O almoço do primeiro dia (sábado) será partilhado, pelo que todos devem trazer algo para partilhar.

Em caso de dúvida, contactar: catarina.antonio@fecongd.org

segunda-feira, janeiro 21, 2019

Convívio de Reis 2019

Bom, já lá vai quase um mês, mas nunca é tarde para se testemunhar... Jesus também viveu à 2000 anos e ainda hoje testemunhamos o dom da sua vida...

Bom, venho aqui escrever sobre o convívio de Reis que decorreu no passado dia 6 de Janeiro de 2019, Domingo. Tudo começou um pouco antes das 18.00h numa das capelas inseridas no Seminário de Leiria, onde se sucederam os ensaios para a Eucaristia da Epifania do Senhor. Um acorde acima e outro abaixo, uns em compasso ternário e outro em quaternário... Enfim, uma Eucaristia que não é perfeita, mas que é Humana, muito Humana, e é isso que interessa. E assim começou a Eucaristia celebrada pelo Padre Joaquim e "acolitada" por mim (Humberto) 😛. Lá soaram mais uns acordes da guitarra do padre Joaquim e da guitarra da irmã Susana. Chegada a altura da homilia, o padre Joaquim fez questão de doutrinar mais um pouco os presentes... Falou-nos do simbolismo daquele dia, da importância dos Reis Magos e das suas dádivas. A certa altura eu e alguns dos presentes na Eucaristia perguntavam-se onde estava o Sangue de Cristo ou melhor: "Onde está o vinho?" pensava eu. Ainda me cheguei a levantar para ir a correr à sacristia para trazer o bendito vinho, mas lá me fizeram sinal a indicar que já estava no cálice. "Sorte a do Padre que hoje tem de fazer pouco e eu mais que ainda tenho de fazer menos", pensei eu... 😃
Assim se passou e fomos então ao jantar partilhado. Tivemos oportunidade de comer de tudo um pouco! Cada um fez das suas mãos e assim provámos um pouco da obra de cada um. Até eu e a Rita se esforçámos muito a fatiar um bolo de compra e a colocá-lo num Tupperware para parecer que era caseiro, mas não correu bem a nossa ideia... Ainda assim só levaram 1 ou 2 fatias...
Já de barriga cheia e cada um com uma prenda que trouxe de casa feita pelas próprias mãos, chegou a altura de fazer a troca de prendas. Atribuiu-se uma peça de um puzzle com um número a cada pessoa e foi-se construindo o dito puzzle por ordem crescente de algarismo. O número mais baixo era quem oferecia a prenda ao número mais alto. Peça por peça via-se o puzzle a construir-se e os amigos secretos a revelarem-se.
No instante seguinte, e para terminar procedeu-se à gravação de uma mensagem de bom ano e de festejo da Epifania do Senhor por parte do Grupo Missionário Ondjoyetu em Portugal para a linha da frente, que guardo no meu telemóvel para mostrar na altura em que lá chegar.

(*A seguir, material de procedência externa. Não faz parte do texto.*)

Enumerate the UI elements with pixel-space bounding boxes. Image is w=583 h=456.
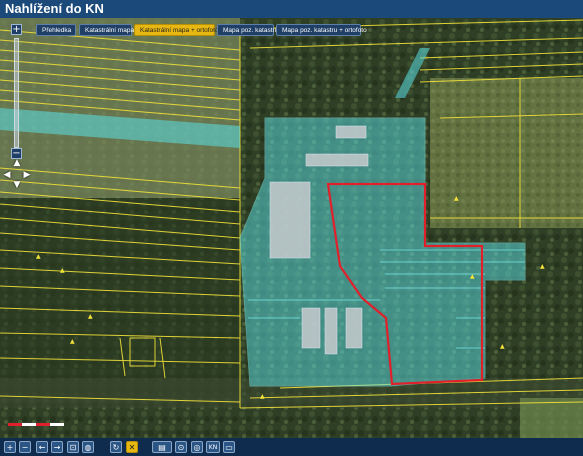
zoom-control: + − <box>11 24 23 159</box>
svg-text:▲: ▲ <box>36 253 41 260</box>
footer-toolbar: + − ← → ⊡ ◍ ↻ ✕ ▤ ⊙ ◎ KN ▭ <box>0 438 583 456</box>
pin-icon[interactable]: ⊙ <box>175 441 187 453</box>
pan-up-icon[interactable]: ▲ <box>12 158 22 168</box>
tab-katastralni-mapa-ortofoto[interactable]: Katastrální mapa + ortofoto <box>134 24 219 36</box>
map-viewport[interactable]: ▲ ▲ ▲ ▲ ▲ ▲ ▲ ▲ ▲ <box>0 18 583 438</box>
locate-icon[interactable]: ◎ <box>191 441 203 453</box>
tab-prehledka[interactable]: Přehledka <box>36 24 76 36</box>
forward-arrow-icon[interactable]: → <box>51 441 63 453</box>
back-arrow-icon[interactable]: ← <box>36 441 48 453</box>
refresh-icon[interactable]: ↻ <box>110 441 122 453</box>
svg-text:▲: ▲ <box>60 267 65 274</box>
globe-icon[interactable]: ◍ <box>82 441 94 453</box>
zoom-in-button[interactable]: + <box>11 24 22 35</box>
pan-control: ▲ ◀ ▶ ▼ <box>2 158 32 192</box>
svg-text:▲: ▲ <box>260 393 265 400</box>
pan-down-icon[interactable]: ▼ <box>12 180 22 190</box>
svg-text:▲: ▲ <box>500 343 505 350</box>
pan-right-icon[interactable]: ▶ <box>22 170 32 180</box>
zoom-out-icon[interactable]: − <box>19 441 31 453</box>
close-icon[interactable]: ✕ <box>126 441 138 453</box>
tab-katastralni-mapa[interactable]: Katastrální mapa <box>79 24 134 36</box>
app-header: Nahlížení do KN <box>0 0 583 18</box>
comment-icon[interactable]: ▭ <box>223 441 235 453</box>
pan-left-icon[interactable]: ◀ <box>2 170 12 180</box>
zoom-in-icon[interactable]: + <box>4 441 16 453</box>
layers-icon[interactable]: ▤ <box>152 441 172 453</box>
svg-text:▲: ▲ <box>470 273 475 280</box>
tab-mapa-poz-katastru-ortofoto[interactable]: Mapa poz. katastru + ortofoto <box>276 24 367 36</box>
svg-text:▲: ▲ <box>540 263 545 270</box>
scale-bar <box>8 423 64 426</box>
app-title: Nahlížení do KN <box>5 1 104 16</box>
status-text <box>252 443 583 452</box>
svg-text:▲: ▲ <box>88 313 93 320</box>
svg-text:▲: ▲ <box>70 338 75 345</box>
svg-text:▲: ▲ <box>454 195 459 202</box>
kn-icon[interactable]: KN <box>206 441 220 453</box>
tab-mapa-poz-katastru[interactable]: Mapa poz. katastru <box>217 24 278 36</box>
orthophoto-map: ▲ ▲ ▲ ▲ ▲ ▲ ▲ ▲ ▲ <box>0 18 583 438</box>
measure-icon[interactable]: ⊡ <box>67 441 79 453</box>
zoom-slider[interactable] <box>14 38 19 148</box>
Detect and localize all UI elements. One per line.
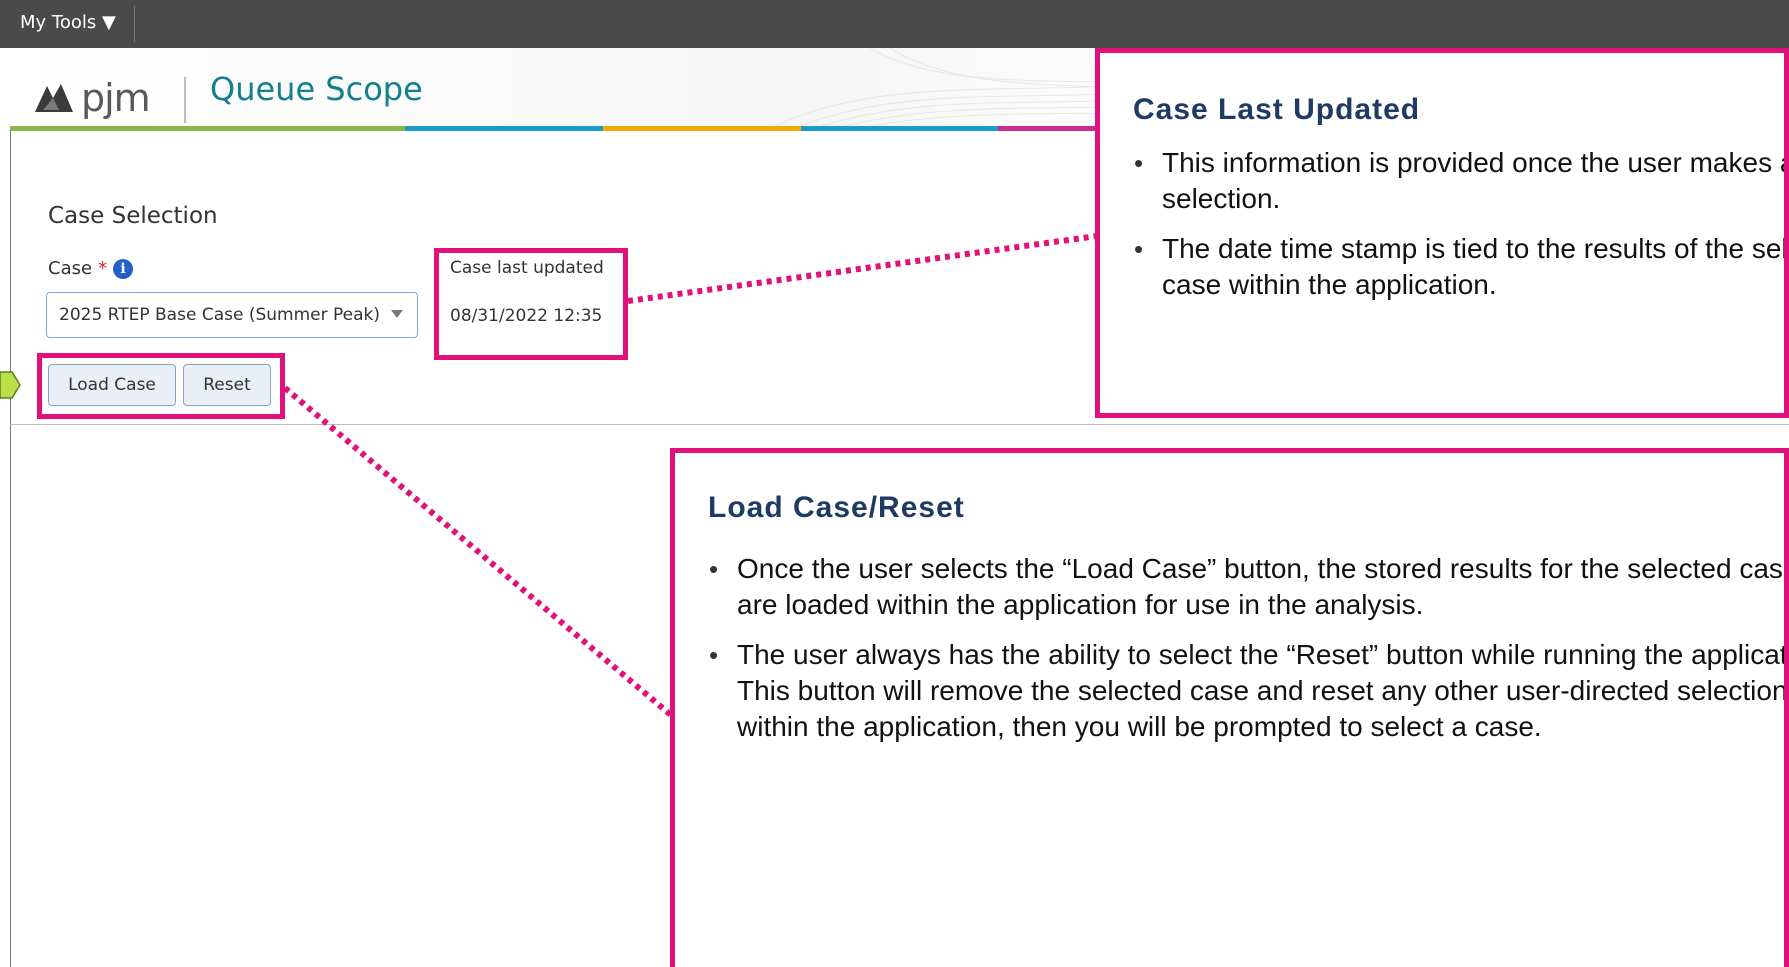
top-toolbar: My Tools ▼ <box>0 0 1789 48</box>
callout-bullet: The user always has the ability to selec… <box>705 637 1784 745</box>
callout-heading: Case Last Updated <box>1133 93 1421 126</box>
callout-load-case-reset: Load Case/Reset Once the user selects th… <box>670 448 1789 967</box>
info-icon[interactable]: i <box>113 258 134 279</box>
highlight-box-updated <box>434 248 628 360</box>
callout-case-last-updated: Case Last Updated This information is pr… <box>1095 48 1789 418</box>
callout-bullet: This information is provided once the us… <box>1130 145 1784 217</box>
pjm-logo-mark-icon <box>35 84 73 112</box>
callout-bullet: The date time stamp is tied to the resul… <box>1130 231 1784 303</box>
logo-divider <box>184 77 186 123</box>
logo-text: pjm <box>81 76 151 120</box>
case-select-value: 2025 RTEP Base Case (Summer Peak) <box>59 305 380 325</box>
case-label-text: Case <box>48 258 93 279</box>
callout-bullet: Once the user selects the “Load Case” bu… <box>705 551 1784 623</box>
case-field-label: Case * i <box>48 258 134 279</box>
chevron-down-icon <box>391 310 403 318</box>
toolbar-divider <box>134 6 135 42</box>
my-tools-menu[interactable]: My Tools ▼ <box>20 12 116 33</box>
callout-bullets: Once the user selects the “Load Case” bu… <box>705 551 1784 759</box>
case-select-dropdown[interactable]: 2025 RTEP Base Case (Summer Peak) <box>46 292 418 338</box>
app-title: Queue Scope <box>210 70 423 108</box>
section-divider <box>10 424 1789 425</box>
section-title: Case Selection <box>48 203 218 229</box>
green-arrow-icon <box>0 371 21 399</box>
pjm-logo: pjm <box>33 76 151 120</box>
highlight-box-buttons <box>37 353 285 419</box>
callout-bullets: This information is provided once the us… <box>1130 145 1784 317</box>
callout-heading: Load Case/Reset <box>708 491 965 524</box>
required-marker: * <box>98 258 108 279</box>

Foram estes os acontecimentos do convívio de Reis que agora escrevo. Os vídeos não os revelarei porque permanecerão em segredo até a linha da frente os ver. 😃





segunda-feira, janeiro 14, 2019

Sakidilá...

“Sakidilá, sakidilá, sakidilá…zambiyétu”, “Obrigada, obrigada, obrigada senhor Jesus…” foi assim que se começou mais um ano na linha da frente, a ouvirmos palavras em kimbundo, uma das línguas mais faladas em Angola e bem diferente do umbundo que ouvimos no “nosso” Gungo. Foi então assim que celebrámos o início do ano de 2019 na paróquia de São Tiago no E-15 ao som de batuques, cânticos e um calor bem diferente do frio de janeiro, que se faz sentir em Portugal.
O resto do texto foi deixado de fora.